A three-judge panel of the 2nd District Court of Appeal ruled Tuesday that the lottery system conflicts with federal law banning possession and distribution of marijuana.

"This clearly falls into the category for the medical marijuana advocates of 'be careful what you ask for,' " Robert E. Shannon, Long Beach city attorney, told the Times.

He said it would be up to the City Council to decide whether to appeal or rewrite the ordinance. But he added, "The most logical thing to do is to ban that which we cannot regulate and permit."

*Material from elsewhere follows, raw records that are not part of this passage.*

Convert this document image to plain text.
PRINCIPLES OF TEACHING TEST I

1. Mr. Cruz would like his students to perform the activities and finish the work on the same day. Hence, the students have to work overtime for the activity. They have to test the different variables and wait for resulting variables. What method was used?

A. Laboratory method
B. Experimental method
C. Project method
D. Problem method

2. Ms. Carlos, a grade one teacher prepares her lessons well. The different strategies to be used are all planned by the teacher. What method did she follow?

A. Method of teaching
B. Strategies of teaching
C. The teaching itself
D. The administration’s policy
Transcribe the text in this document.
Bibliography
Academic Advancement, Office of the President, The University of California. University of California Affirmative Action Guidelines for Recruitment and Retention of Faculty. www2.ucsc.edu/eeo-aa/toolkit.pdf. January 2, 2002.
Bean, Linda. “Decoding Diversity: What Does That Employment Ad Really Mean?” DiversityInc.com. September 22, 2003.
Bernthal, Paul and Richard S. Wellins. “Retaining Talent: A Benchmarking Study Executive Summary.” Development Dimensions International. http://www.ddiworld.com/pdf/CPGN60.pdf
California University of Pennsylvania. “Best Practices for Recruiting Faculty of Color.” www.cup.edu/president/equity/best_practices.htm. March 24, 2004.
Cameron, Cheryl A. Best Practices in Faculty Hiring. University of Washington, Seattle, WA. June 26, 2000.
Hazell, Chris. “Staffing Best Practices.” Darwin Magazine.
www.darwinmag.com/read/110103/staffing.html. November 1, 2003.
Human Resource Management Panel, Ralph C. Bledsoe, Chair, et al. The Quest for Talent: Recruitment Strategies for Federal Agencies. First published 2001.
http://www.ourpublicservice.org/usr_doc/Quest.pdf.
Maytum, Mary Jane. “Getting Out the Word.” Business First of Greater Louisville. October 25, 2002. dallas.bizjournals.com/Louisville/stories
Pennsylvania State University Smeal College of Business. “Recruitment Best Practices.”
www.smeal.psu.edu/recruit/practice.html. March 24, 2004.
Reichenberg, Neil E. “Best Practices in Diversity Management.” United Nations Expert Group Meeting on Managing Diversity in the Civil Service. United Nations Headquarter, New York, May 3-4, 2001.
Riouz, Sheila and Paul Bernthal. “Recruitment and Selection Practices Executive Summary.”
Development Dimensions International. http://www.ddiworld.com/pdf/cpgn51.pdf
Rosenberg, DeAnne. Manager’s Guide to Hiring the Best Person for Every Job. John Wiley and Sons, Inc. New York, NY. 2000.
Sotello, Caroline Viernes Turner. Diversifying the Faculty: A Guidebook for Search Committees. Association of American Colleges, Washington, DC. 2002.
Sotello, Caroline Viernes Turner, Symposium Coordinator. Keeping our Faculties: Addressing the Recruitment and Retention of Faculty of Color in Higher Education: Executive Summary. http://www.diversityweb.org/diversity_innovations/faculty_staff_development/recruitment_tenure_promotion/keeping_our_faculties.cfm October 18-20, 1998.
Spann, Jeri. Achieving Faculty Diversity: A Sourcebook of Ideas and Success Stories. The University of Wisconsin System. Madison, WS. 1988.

Federal law bans the sale or possession of marijuana. California law only allows marijuana use for medical reasons.

San Francisco, Oakland and other California cities control pot dispensaries through a permit process.

Los Angeles is considering adopting a lottery system capping the number of dispensaries at 100. Assistant

City Attorney Jane Usher said she plans to discuss the Long Beach ruling with her City Council.

"Our provisions, which are registration and not a permit, are a step away from what Long Beach did, but it's a small step away," she said.

Joe Elford, chief counsel for the medical marijuana advocacy group Americans for Safe Access, said the ruling "creates a fair amount of uncertainty" about the future of pot dispensaries.

"Obviously, it's not a decision we're happy about," he said.